Like the best of the “Bullet Operas,” Exiled is beautiful. Every shot is perfectly framed, every camera move serves a purpose, and the gun fights are choreographed like ballet. To makes use of many of the standards of the genre, like slow motion, pushing cameras, close ups, and smoke, but doesn’t overuse them. It is stylized, but not overly stylized. (It is not like some of John Woo’s American movies where it feels like he scribbled his goddamned initials on every single frame just in case you missed his name in the credits.)

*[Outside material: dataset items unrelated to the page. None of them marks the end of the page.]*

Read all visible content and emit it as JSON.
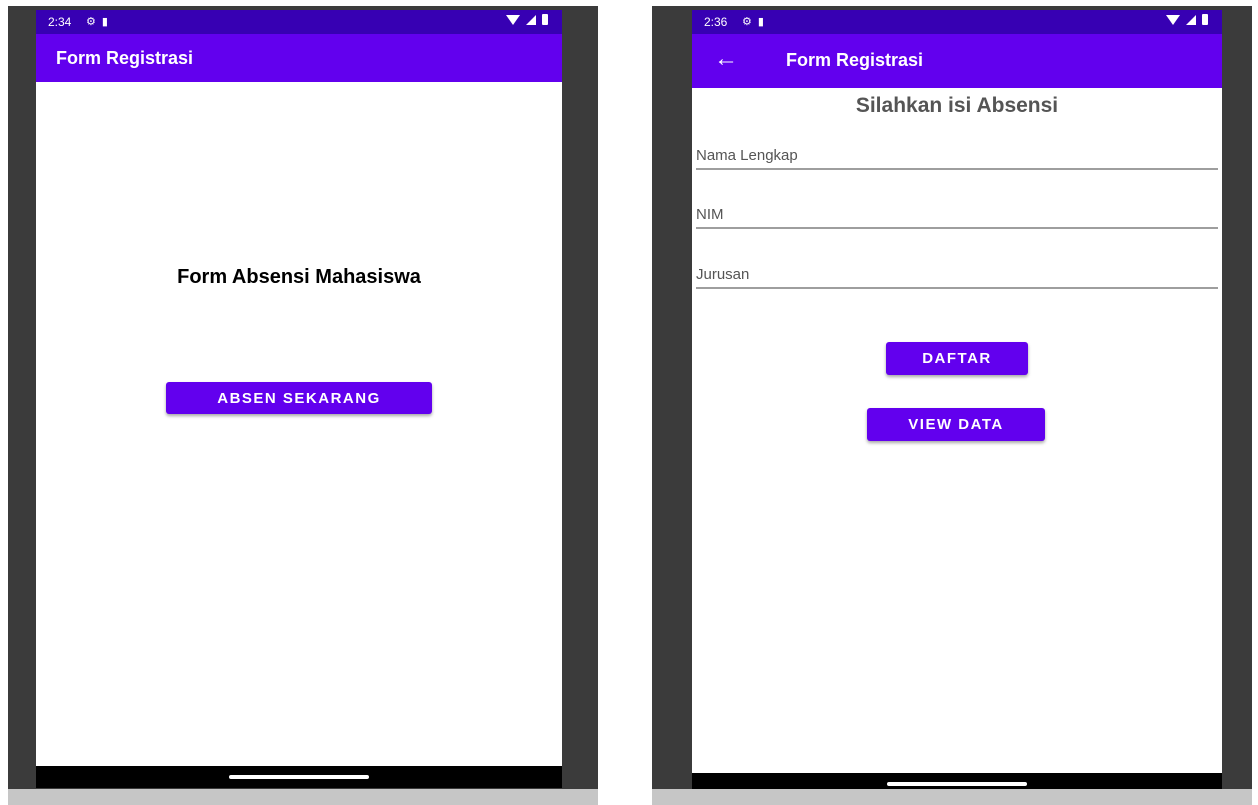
{
  "left_screen": {
    "status_time": "2:34",
    "app_title": "Form Registrasi",
    "heading": "Form Absensi Mahasiswa",
    "absen_button_label": "ABSEN SEKARANG"
  },
  "right_screen": {
    "status_time": "2:36",
    "app_title": "Form Registrasi",
    "heading": "Silahkan isi Absensi",
    "fields": {
      "nama_placeholder": "Nama Lengkap",
      "nim_placeholder": "NIM",
      "jurusan_placeholder": "Jurusan"
    },
    "daftar_button_label": "DAFTAR",
    "view_button_label": "VIEW DATA"
  },
  "icons": {
    "status_left": [
      "gear-icon",
      "sd-card-icon"
    ],
    "status_right": [
      "wifi-icon",
      "signal-icon",
      "battery-icon"
    ],
    "back": "arrow-left-icon"
  },
  "colors": {
    "status_bar": "#3700b3",
    "app_bar": "#6200ee",
    "button": "#6200ee",
    "bezel": "#3b3b3b"
  }
}
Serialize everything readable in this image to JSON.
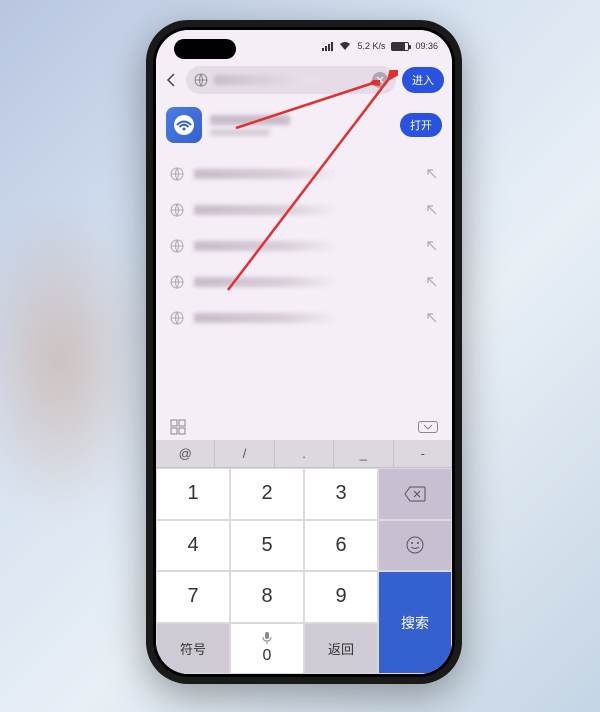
{
  "status": {
    "network_speed": "5.2 K/s",
    "time": "09:36"
  },
  "address_bar": {
    "input_value": "1",
    "placeholder": "",
    "enter_label": "进入"
  },
  "suggestion_card": {
    "open_label": "打开"
  },
  "history_items": [
    "",
    "",
    "",
    "",
    ""
  ],
  "keyboard": {
    "symbols": [
      "@",
      "/",
      ".",
      "_",
      "-"
    ],
    "numbers": [
      [
        "1",
        "2",
        "3"
      ],
      [
        "4",
        "5",
        "6"
      ],
      [
        "7",
        "8",
        "9"
      ]
    ],
    "bottom_row": {
      "mode": "符号",
      "zero": "0",
      "return": "返回"
    },
    "side": {
      "search": "搜索"
    }
  }
}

Exiled is set in Macao in 1998. Initially this didn’t mean anything to me, and it seemed like strange choice since the story seems like it could have been set pretty much anywhere at any time. Curious, I looked up Macao. As it turns out, Macao, along with Hong Kong, is one of two “special administrative regions” of China. The Portuguese controlled the region until it was handed over to China in December of 1999. (Of course it’s more complex than that, but if you want more you can look that up too.)

So the action is set under the looming specter of Chinese control. The citizens at large were worried about what was going happen after the transfer, and the gangsters also had their own concerns related to the change. Some were leaving town, and on the other side of the coin, new guys where showing up and competing for territory in a new market. From the perspective of Exiled anyway, Macao was turning into the wild west, with tensions running high all over, so that even criminals weren’t immune. It isn’t quite a lawless frontier, but from the character of Sergeant Shan (Shiu Hung Hui) who pops up occasionally for moments of comic relief, and the fact that some gangsters can have a shootout in an apartment and no one seems to mind, it is clear that the law isn’t doing much to control the crime. At first I didn’t get why the movie morphed into a western, but from this vantage point, it makes perfect sense, and adds even more levels of thematic depth. How many times have we seen a western that parallels Wo’s story, where a gunslinger wants to hang up his guns and leave his past behind him, only to be pulled back in by forces beyond his control? It is a western trope recontextualized. Usually this course of action feels forced and winds up pissing me off, but To pulls it off.

The hand of fate is definitely at work in Exiled. Fate that it was Blaze sent to kill Wo. Fate that Wo protected Tai, and the other way around. Fate that they unknowingly took a job from Boss Fay, and that Fay showed up at the hit. Fate goes on and on. They even let the toss of a coin decide which direction to go when they find themselves at literal and figurative crossroads. They are drawn along with the currents, all of them, and don’t have a choice. Give it a chance and Exiled will take you on a similar ride.